Week 6: Attention and Transformers
Reminders and announcements
Welcome to Week 6! Our course is now half over, and while you may feel overwhelmed with all the semester activities, you have already made significant progress. In fact, we have covered more than half of the examinable material at this point. (To give you time to work on the assignment in weeks 8-10 we won't have as many examinable lectures then.)
- Solutions to tutorial 2 are now available. 
- Lab 3 group meetings take place this week. In this lab, we will walk through the implementation, training, and evaluation of a sequence-to-sequence Recurrent Neural Network (RNN). We will focus on evaluating the model on the task of mapping a sequence of instructions to a sequence of actions, based on the SCAN dataset. This will also give us an opportunity to discuss important aspects of learning, such as compositional and out-of-distribution generalisation. 
- You may want to start thinking about your partner for the assignment.

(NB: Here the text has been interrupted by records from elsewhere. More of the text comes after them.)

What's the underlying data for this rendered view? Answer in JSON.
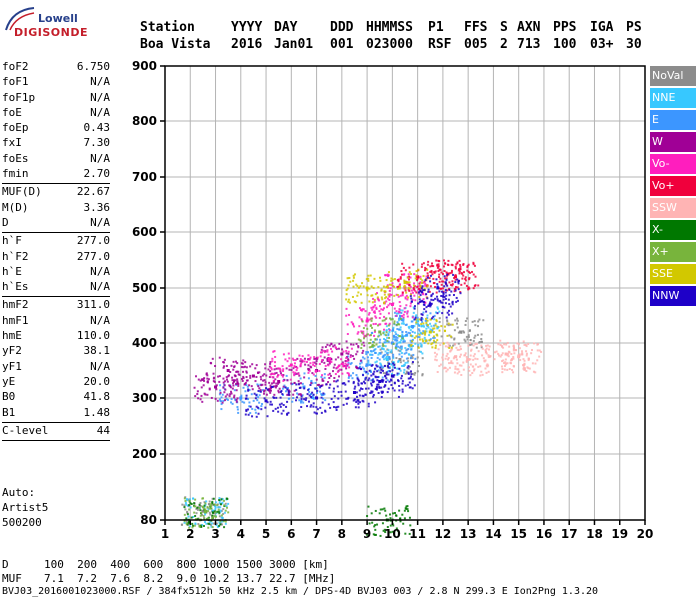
{
  "logo": {
    "line1": "Lowell",
    "line2": "DIGISONDE"
  },
  "header": {
    "labels": [
      "Station",
      "YYYY",
      "DAY",
      "DDD",
      "HHMMSS",
      "P1",
      "FFS",
      "S",
      "AXN",
      "PPS",
      "IGA",
      "PS"
    ],
    "values": [
      "Boa Vista",
      "2016",
      "Jan01",
      "001",
      "023000",
      "RSF",
      "005",
      "2",
      "713",
      "100",
      "03+",
      "30"
    ]
  },
  "params": [
    {
      "name": "foF2",
      "value": "6.750"
    },
    {
      "name": "foF1",
      "value": "N/A"
    },
    {
      "name": "foF1p",
      "value": "N/A"
    },
    {
      "name": "foE",
      "value": "N/A"
    },
    {
      "name": "foEp",
      "value": "0.43"
    },
    {
      "name": "fxI",
      "value": "7.30"
    },
    {
      "name": "foEs",
      "value": "N/A"
    },
    {
      "name": "fmin",
      "value": "2.70"
    },
    {
      "name": "sep",
      "value": ""
    },
    {
      "name": "MUF(D)",
      "value": "22.67"
    },
    {
      "name": "M(D)",
      "value": "3.36"
    },
    {
      "name": "D",
      "value": "N/A"
    },
    {
      "name": "sep",
      "value": ""
    },
    {
      "name": "h`F",
      "value": "277.0"
    },
    {
      "name": "h`F2",
      "value": "277.0"
    },
    {
      "name": "h`E",
      "value": "N/A"
    },
    {
      "name": "h`Es",
      "value": "N/A"
    },
    {
      "name": "sep",
      "value": ""
    },
    {
      "name": "hmF2",
      "value": "311.0"
    },
    {
      "name": "hmF1",
      "value": "N/A"
    },
    {
      "name": "hmE",
      "value": "110.0"
    },
    {
      "name": "yF2",
      "value": "38.1"
    },
    {
      "name": "yF1",
      "value": "N/A"
    },
    {
      "name": "yE",
      "value": "20.0"
    },
    {
      "name": "B0",
      "value": "41.8"
    },
    {
      "name": "B1",
      "value": "1.48"
    },
    {
      "name": "sep",
      "value": ""
    },
    {
      "name": "C-level",
      "value": "44"
    },
    {
      "name": "sep",
      "value": ""
    }
  ],
  "auto": {
    "line1": "Auto:",
    "line2": "Artist5",
    "line3": "500200"
  },
  "legend": [
    {
      "label": "NoVal",
      "color": "#8c8c8c"
    },
    {
      "label": "NNE",
      "color": "#37c8ff"
    },
    {
      "label": "E",
      "color": "#3c96ff"
    },
    {
      "label": "W",
      "color": "#a00096"
    },
    {
      "label": "Vo-",
      "color": "#ff1ebe"
    },
    {
      "label": "Vo+",
      "color": "#f0003c"
    },
    {
      "label": "SSW",
      "color": "#ffb4b4"
    },
    {
      "label": "X-",
      "color": "#007800"
    },
    {
      "label": "X+",
      "color": "#78b43c"
    },
    {
      "label": "SSE",
      "color": "#d2c800"
    },
    {
      "label": "NNW",
      "color": "#1e00c8"
    }
  ],
  "bottom": {
    "d_label": "D",
    "d_values": "100  200  400  600  800 1000 1500 3000 [km]",
    "muf_label": "MUF",
    "muf_values": "7.1  7.2  7.6  8.2  9.0 10.2 13.7 22.7 [MHz]",
    "footer": "BVJ03_2016001023000.RSF / 384fx512h 50 kHz 2.5 km / DPS-4D BVJ03 003 / 2.8 N 299.3 E Ion2Png 1.3.20"
  },
  "chart_data": {
    "type": "scatter",
    "xlabel": "",
    "ylabel": "",
    "xlim": [
      1,
      20
    ],
    "ylim": [
      80,
      900
    ],
    "x_ticks": [
      1,
      2,
      3,
      4,
      5,
      6,
      7,
      8,
      9,
      10,
      11,
      12,
      13,
      14,
      15,
      16,
      17,
      18,
      19,
      20
    ],
    "y_ticks": [
      80,
      200,
      300,
      400,
      500,
      600,
      700,
      800,
      900
    ],
    "grid": true,
    "legend_position": "right",
    "series": [
      {
        "name": "NoVal",
        "x": [
          2.5,
          10.3,
          12.7
        ],
        "y": [
          96,
          370,
          420
        ]
      },
      {
        "name": "NNE",
        "x": [
          2.6,
          9.8,
          10.4,
          11.0
        ],
        "y": [
          95,
          370,
          410,
          440
        ]
      },
      {
        "name": "E",
        "x": [
          4.0,
          6.5,
          9.0,
          10.0,
          10.8
        ],
        "y": [
          300,
          320,
          360,
          400,
          430
        ]
      },
      {
        "name": "W",
        "x": [
          3.0,
          3.5,
          4.5,
          5.5,
          7.0,
          8.0
        ],
        "y": [
          320,
          350,
          340,
          330,
          350,
          380
        ]
      },
      {
        "name": "Vo-",
        "x": [
          6.0,
          7.5,
          9.0,
          10.0,
          10.5
        ],
        "y": [
          360,
          370,
          440,
          470,
          500
        ]
      },
      {
        "name": "Vo+",
        "x": [
          11.0,
          12.2,
          12.5
        ],
        "y": [
          520,
          525,
          520
        ]
      },
      {
        "name": "SSW",
        "x": [
          12.5,
          13.0,
          14.5,
          15.0
        ],
        "y": [
          375,
          370,
          380,
          375
        ]
      },
      {
        "name": "X-",
        "x": [
          2.6,
          9.8
        ],
        "y": [
          95,
          80
        ]
      },
      {
        "name": "X+",
        "x": [
          2.6,
          9.5
        ],
        "y": [
          95,
          420
        ]
      },
      {
        "name": "SSE",
        "x": [
          9.0,
          10.5,
          11.5
        ],
        "y": [
          500,
          510,
          420
        ]
      },
      {
        "name": "NNW",
        "x": [
          5.0,
          7.0,
          8.5,
          9.5,
          10.0,
          11.5,
          11.8
        ],
        "y": [
          295,
          300,
          310,
          330,
          340,
          470,
          500
        ]
      }
    ]
  }
}
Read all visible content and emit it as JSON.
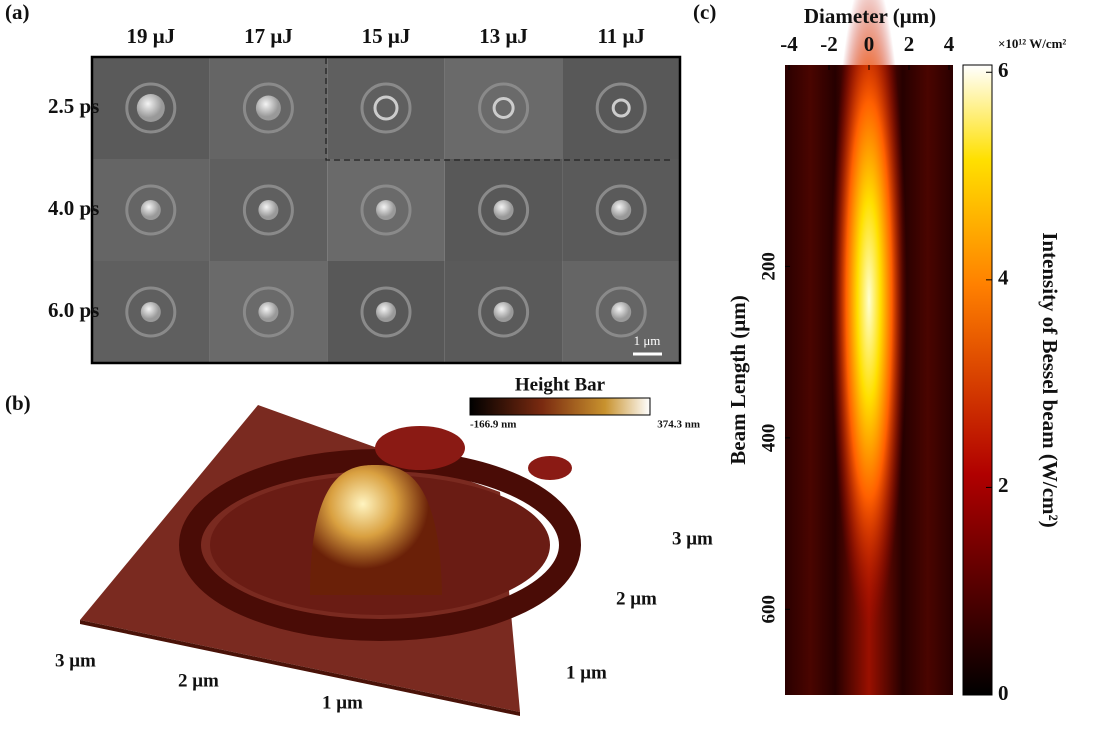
{
  "panel_a": {
    "label": "(a)",
    "columns": [
      "19 μJ",
      "17 μJ",
      "15 μJ",
      "13 μJ",
      "11 μJ"
    ],
    "rows": [
      "2.5 ps",
      "4.0 ps",
      "6.0 ps"
    ],
    "scale_bar": "1 μm"
  },
  "panel_b": {
    "label": "(b)",
    "height_bar_title": "Height Bar",
    "height_min": "-166.9 nm",
    "height_max": "374.3 nm",
    "axis_front": [
      "3 μm",
      "2 μm",
      "1 μm"
    ],
    "axis_side": [
      "3 μm",
      "2 μm",
      "1 μm"
    ]
  },
  "chart_data": {
    "type": "heatmap",
    "panel_label": "(c)",
    "xlabel": "Diameter (μm)",
    "ylabel": "Beam Length (μm)",
    "xlim": [
      -4.2,
      4.2
    ],
    "xticks": [
      -4,
      -2,
      0,
      2,
      4
    ],
    "ylim": [
      -35,
      700
    ],
    "yticks": [
      200,
      400,
      600
    ],
    "colorbar_unit": "×10¹² W/cm²",
    "colorbar_label": "Intensity of Bessel beam (W/cm²)",
    "clim": [
      0,
      6.07
    ],
    "cticks": [
      0,
      2,
      4,
      6
    ]
  }
}
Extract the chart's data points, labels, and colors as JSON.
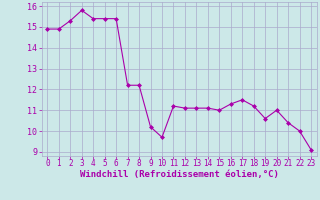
{
  "x": [
    0,
    1,
    2,
    3,
    4,
    5,
    6,
    7,
    8,
    9,
    10,
    11,
    12,
    13,
    14,
    15,
    16,
    17,
    18,
    19,
    20,
    21,
    22,
    23
  ],
  "y": [
    14.9,
    14.9,
    15.3,
    15.8,
    15.4,
    15.4,
    15.4,
    12.2,
    12.2,
    10.2,
    9.7,
    11.2,
    11.1,
    11.1,
    11.1,
    11.0,
    11.3,
    11.5,
    11.2,
    10.6,
    11.0,
    10.4,
    10.0,
    9.1
  ],
  "line_color": "#aa00aa",
  "marker": "D",
  "marker_size": 2,
  "bg_color": "#cce8e8",
  "grid_color": "#aaaacc",
  "xlabel": "Windchill (Refroidissement éolien,°C)",
  "xlabel_color": "#aa00aa",
  "xlim": [
    -0.5,
    23.5
  ],
  "ylim": [
    8.8,
    16.2
  ],
  "yticks": [
    9,
    10,
    11,
    12,
    13,
    14,
    15,
    16
  ],
  "xticks": [
    0,
    1,
    2,
    3,
    4,
    5,
    6,
    7,
    8,
    9,
    10,
    11,
    12,
    13,
    14,
    15,
    16,
    17,
    18,
    19,
    20,
    21,
    22,
    23
  ],
  "tick_color": "#aa00aa",
  "tick_fontsize": 5.5,
  "xlabel_fontsize": 6.5
}
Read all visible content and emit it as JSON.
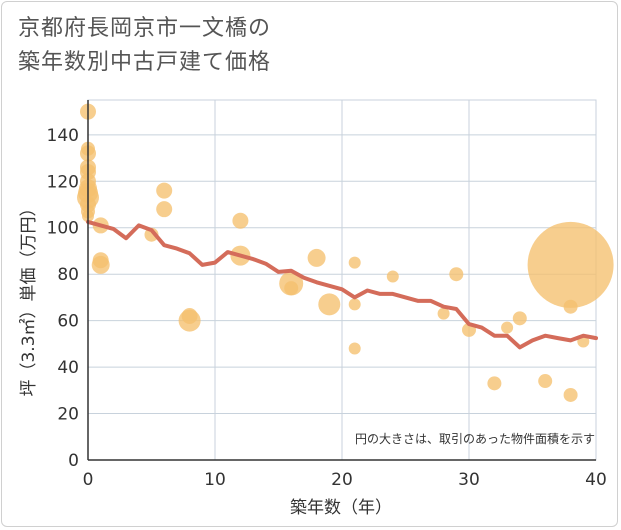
{
  "title_lines": [
    "京都府長岡京市一文橋の",
    "築年数別中古戸建て価格"
  ],
  "chart_data": {
    "type": "scatter",
    "xlabel": "築年数（年）",
    "ylabel": "坪（3.3㎡）単価（万円）",
    "xlim": [
      0,
      40
    ],
    "ylim": [
      0,
      155
    ],
    "xticks": [
      0,
      10,
      20,
      30,
      40
    ],
    "yticks": [
      0,
      20,
      40,
      60,
      80,
      100,
      120,
      140
    ],
    "grid": true,
    "note": "円の大きさは、取引のあった物件面積を示す",
    "colors": {
      "bubble": "#f5c06e",
      "line": "#d46c5a",
      "grid": "#c8d2dc"
    },
    "series": [
      {
        "type": "scatter",
        "points": [
          {
            "x": 0,
            "y": 150,
            "s": 8
          },
          {
            "x": 0,
            "y": 134,
            "s": 7
          },
          {
            "x": 0,
            "y": 132,
            "s": 8
          },
          {
            "x": 0,
            "y": 126,
            "s": 8
          },
          {
            "x": 0,
            "y": 124,
            "s": 8
          },
          {
            "x": 0,
            "y": 120,
            "s": 8
          },
          {
            "x": 0,
            "y": 117,
            "s": 9
          },
          {
            "x": 0,
            "y": 115,
            "s": 10
          },
          {
            "x": 0,
            "y": 113,
            "s": 11
          },
          {
            "x": 0,
            "y": 110,
            "s": 8
          },
          {
            "x": 0,
            "y": 107,
            "s": 7
          },
          {
            "x": 0,
            "y": 105,
            "s": 6
          },
          {
            "x": 1,
            "y": 101,
            "s": 8
          },
          {
            "x": 1,
            "y": 86,
            "s": 8
          },
          {
            "x": 1,
            "y": 84,
            "s": 9
          },
          {
            "x": 5,
            "y": 97,
            "s": 7
          },
          {
            "x": 6,
            "y": 116,
            "s": 8
          },
          {
            "x": 6,
            "y": 108,
            "s": 8
          },
          {
            "x": 8,
            "y": 62,
            "s": 8
          },
          {
            "x": 8,
            "y": 60,
            "s": 11
          },
          {
            "x": 12,
            "y": 103,
            "s": 8
          },
          {
            "x": 12,
            "y": 88,
            "s": 10
          },
          {
            "x": 16,
            "y": 76,
            "s": 12
          },
          {
            "x": 16,
            "y": 74,
            "s": 7
          },
          {
            "x": 18,
            "y": 87,
            "s": 9
          },
          {
            "x": 19,
            "y": 67,
            "s": 11
          },
          {
            "x": 21,
            "y": 85,
            "s": 6
          },
          {
            "x": 21,
            "y": 67,
            "s": 6
          },
          {
            "x": 21,
            "y": 48,
            "s": 6
          },
          {
            "x": 24,
            "y": 79,
            "s": 6
          },
          {
            "x": 28,
            "y": 63,
            "s": 6
          },
          {
            "x": 29,
            "y": 80,
            "s": 7
          },
          {
            "x": 30,
            "y": 56,
            "s": 7
          },
          {
            "x": 32,
            "y": 33,
            "s": 7
          },
          {
            "x": 33,
            "y": 57,
            "s": 6
          },
          {
            "x": 34,
            "y": 61,
            "s": 7
          },
          {
            "x": 36,
            "y": 34,
            "s": 7
          },
          {
            "x": 38,
            "y": 84,
            "s": 43
          },
          {
            "x": 38,
            "y": 66,
            "s": 7
          },
          {
            "x": 38,
            "y": 28,
            "s": 7
          },
          {
            "x": 39,
            "y": 51,
            "s": 6
          }
        ]
      },
      {
        "type": "line",
        "x": [
          0,
          1,
          2,
          3,
          4,
          5,
          6,
          7,
          8,
          9,
          10,
          11,
          12,
          13,
          14,
          15,
          16,
          17,
          18,
          19,
          20,
          21,
          22,
          23,
          24,
          25,
          26,
          27,
          28,
          29,
          30,
          31,
          32,
          33,
          34,
          35,
          36,
          37,
          38,
          39,
          40
        ],
        "y": [
          102.5,
          101,
          99.5,
          95.5,
          101,
          99,
          92.5,
          91,
          89,
          84,
          85,
          89.5,
          88,
          86.5,
          84.5,
          81,
          81.5,
          78.5,
          76.5,
          75,
          73.5,
          70,
          73,
          71.5,
          71.5,
          70,
          68.5,
          68.5,
          66,
          65,
          58.5,
          57,
          53.5,
          53.5,
          48.5,
          51.5,
          53.5,
          52.5,
          51.5,
          53.5,
          52.5
        ]
      }
    ]
  }
}
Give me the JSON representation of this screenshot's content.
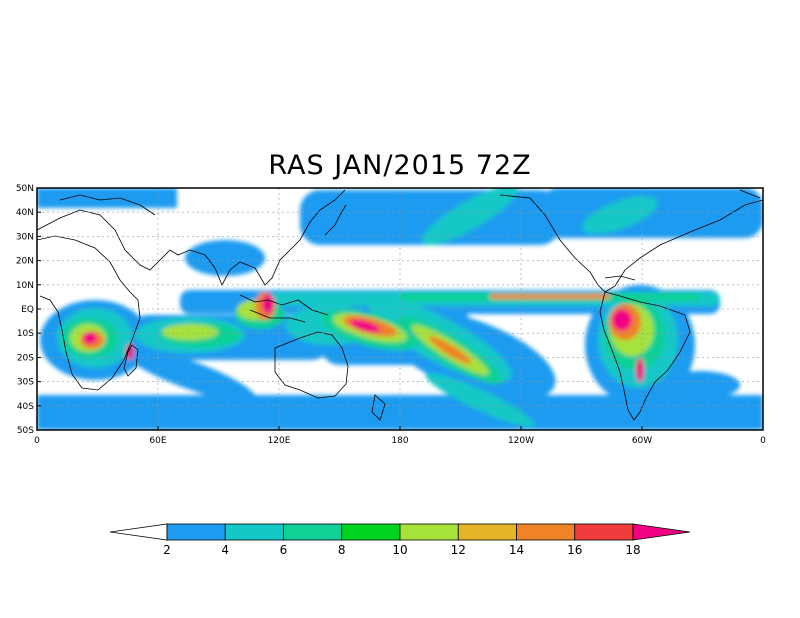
{
  "title": "RAS JAN/2015 72Z",
  "lat_ticks": [
    "50N",
    "40N",
    "30N",
    "20N",
    "10N",
    "EQ",
    "10S",
    "20S",
    "30S",
    "40S",
    "50S"
  ],
  "lon_ticks": [
    "0",
    "60E",
    "120E",
    "180",
    "120W",
    "60W",
    "0"
  ],
  "colorbar": {
    "levels": [
      "2",
      "4",
      "6",
      "8",
      "10",
      "12",
      "14",
      "16",
      "18"
    ],
    "colors": [
      "#ffffff",
      "#1e9bf0",
      "#16c7c7",
      "#10d095",
      "#00d41e",
      "#a6e23c",
      "#e6b428",
      "#f08228",
      "#f03c3c",
      "#f00082"
    ]
  }
}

More information about this at the bottom of the page. 
- Preview of next week's reading: - Mask language models: 10.0-10.2.1, 10.3-10.4 
- Large language models: 7.1-7.2 
 
Overview of this week
The goal of this week is to introduce the attention layer, which was originally developed for sequence-to-sequence RNNs but was subsequently applied to Transformers. We will motivate attention from both linguistic and optimisation viewpoints and show several variants (e.g., additive and multiplicative attentions) and explain the purpose of having multiple "attention heads" within the same attention mechanism. Finally, we will show how attention is a key module of Transformer layers, when combined with feed-forward layers, highway connections, layer normalisation, and positional encoding. Finally, we will cover the complexity and interpretability of attention.
Lectures and readings
| Lecture # | Who? | Slides | Reading | 
|---|---|---|---|
| 1 | EP | Attention in sequence-to-sequence models | JM3 13.8 (*), 12.0-12.3 (*) | 
| 2 | EP | Self-attention in Transformers | JM3 8.1 (*), 8.3 (*) | 
| 3 | EP | Transformer architecture | JM3 8.2 (*), 8.8.2 (*) | 
Assignment partnering
- At the end of week 7, we will release the specification of the ANLP assignment, which is worth 30% of the final mark for our course. Students are encouraged to work on the assignment in pairs. You have three options: 1) choose your own partner; 2) ask us to find you a partner; 3) decline to be paired with a partner and work on your own.- Please indicate your preference on the ANLP 2025 partnering form before Monday, 27th October at noon.
- If you have found your own partner, one of you should fill out the form to inform us of the partner's details.
- We will only assign you a partner if you fill in the form. If you want to work alone, you don't need to fill in the form. However, previous experience suggests that pairs tend to do better on the assignment than individuals.